Rest Your Mind On The Good Stuff

In my book A Journey of Creative Healing I tell my story of how as a young woman, widowed with two infant children, I was diagnosed, with an aggressive form of multiple sclerosis.  I had suffered random episodes of symptoms for a few years before these became too obvious to ignore.

Intuitively I rejected the diagnosis.   I felt that my illness was a reflection of traumas and challenges in my life and that my illness was a physical and emotional breakdown.

To dismiss the diagnosis over fifty years ago was not difficult as little was known of the disease, unlike today, there was no swag of information, no range of medication, very few support groups and no follow up evaluation by health professionals to consider how I would cope as the disease progressed.

Instead I focused on a daily creative project, it did not matter what, or how big it was, or how perfect the results were I just put my heart and soul into doing something creative every day.

I have always been convinced this intuitive step of not defining myself as the diagnosis was central in empowering the other simple common sense steps of acceptance, rest, quiet, gratitude and creativity to weave their healing magic.  This year I have been in remission for fifty-five years. 

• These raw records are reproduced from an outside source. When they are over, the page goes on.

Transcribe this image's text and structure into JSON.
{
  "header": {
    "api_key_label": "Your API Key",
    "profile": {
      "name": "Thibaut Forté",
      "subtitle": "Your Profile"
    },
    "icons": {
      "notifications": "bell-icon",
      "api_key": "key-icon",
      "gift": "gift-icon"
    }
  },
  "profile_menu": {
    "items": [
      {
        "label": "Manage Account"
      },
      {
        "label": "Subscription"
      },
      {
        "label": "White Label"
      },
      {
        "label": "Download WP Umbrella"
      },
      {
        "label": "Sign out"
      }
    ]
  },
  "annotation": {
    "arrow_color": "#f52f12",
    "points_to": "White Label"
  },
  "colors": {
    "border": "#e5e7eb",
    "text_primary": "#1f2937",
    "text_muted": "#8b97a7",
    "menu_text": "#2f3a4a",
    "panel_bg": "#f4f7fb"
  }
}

 I am equally convinced that had I accepted the diagnosis and rested my mind on being a MS sufferer, my story would have played out in a very different fashion.

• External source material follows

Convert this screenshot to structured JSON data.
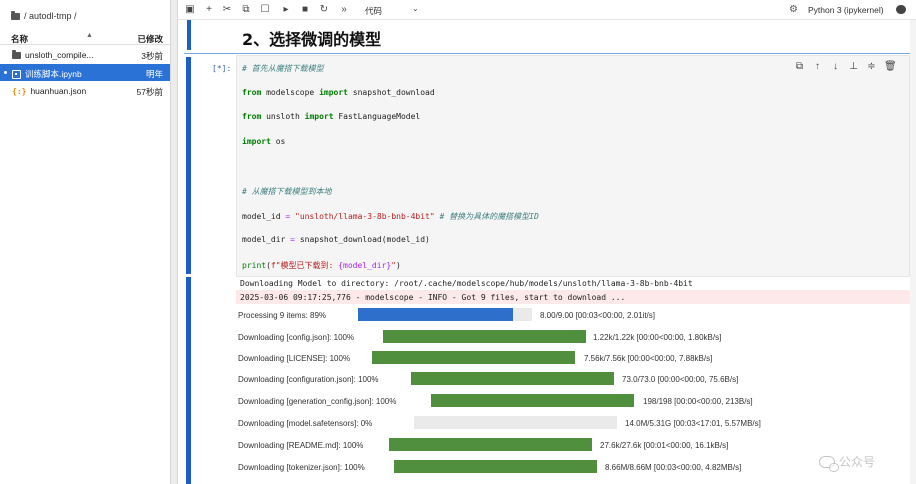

Today’s medical advancements are a far cry from the 1960’s and state of the art technological equipment provides as with a reliable and accurate diagnosis. Conclusively we see diagnosis is key to today’s successful management of that disease.

And it would be foolhardy to dismiss a diagnosis today.

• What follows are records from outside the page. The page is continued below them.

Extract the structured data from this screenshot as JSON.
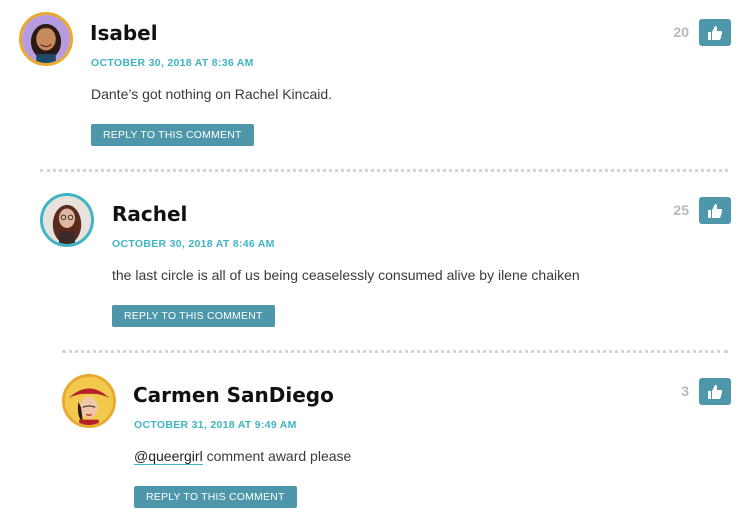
{
  "comments": [
    {
      "author": "Isabel",
      "date": "OCTOBER 30, 2018 AT 8:36 AM",
      "text": "Dante’s got nothing on Rachel Kincaid.",
      "likes": "20",
      "reply_label": "REPLY TO THIS COMMENT"
    },
    {
      "author": "Rachel",
      "date": "OCTOBER 30, 2018 AT 8:46 AM",
      "text": "the last circle is all of us being ceaselessly consumed alive by ilene chaiken",
      "likes": "25",
      "reply_label": "REPLY TO THIS COMMENT"
    },
    {
      "author": "Carmen SanDiego",
      "date": "OCTOBER 31, 2018 AT 9:49 AM",
      "mention": "@queergirl",
      "text": " comment award please",
      "likes": "3",
      "reply_label": "REPLY TO THIS COMMENT"
    }
  ],
  "colors": {
    "accent": "#4e97ab",
    "date": "#3fb4c5",
    "avatar_ring_gold": "#e9a92f",
    "avatar_ring_teal": "#3fb4c5"
  },
  "icons": {
    "like": "thumbs-up-icon"
  }
}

Receiving a life-changing determination of what ails you focuses the mind keenly on the specific diagnostic definition.

But I still believe that it is counterintuitive to actually DEFINE yourself as the disease.  By define, I mean try it on for size, see that it fits, then live and breathe 24/7 being a ‘…………… sufferer.’

‘Words are seeds that do more than blow around. They land in our hearts and not the ground. Be careful what you plant and careful what you say. You might have to eat what you planted one day.’- Unknown

Define comes from the Old French word ‘definer,’ which is a variant of Latin meaning bring to an end, finish, mark the limit of. Our words have energy and power, especially ones that flag our suffering.  Quantum physics (way beyond my pay grade but I trust the science) say we are energy that attracts like-minded energy.

So be careful what you wish for or rather where you put your focus.

By necessity as a patient your life is focused on coping with treatment, medication and medical appointments.  But you can balance this with practical steps to change your focus

  • Make a determined effort to re-focus on doing what you love.
  • Daily – find somewhere quiet and encourage your imagination to see yourself content and in good health.
  • Practice gratitude.
  • Avoid stress.
  • Banish the word from your everyday language or say ‘you are holding space for………’   
  • Ask family and friends to keep the word to a minimum. Ask them instead to actively visualise you as healthy and content.
  • Listen to your intuition and act upon it.

And when you able, in this wretched journey of ill health, have the courage to re-define your illness as a blessing seeing your sickness as simply the body and spirit’s way of saying ‘time-out’ to rediscover and renew you.

From this place you are no longer in conflict with the disease, and I have found, as many others have too, that when you get out of its way the body invariably knows how to heal itself.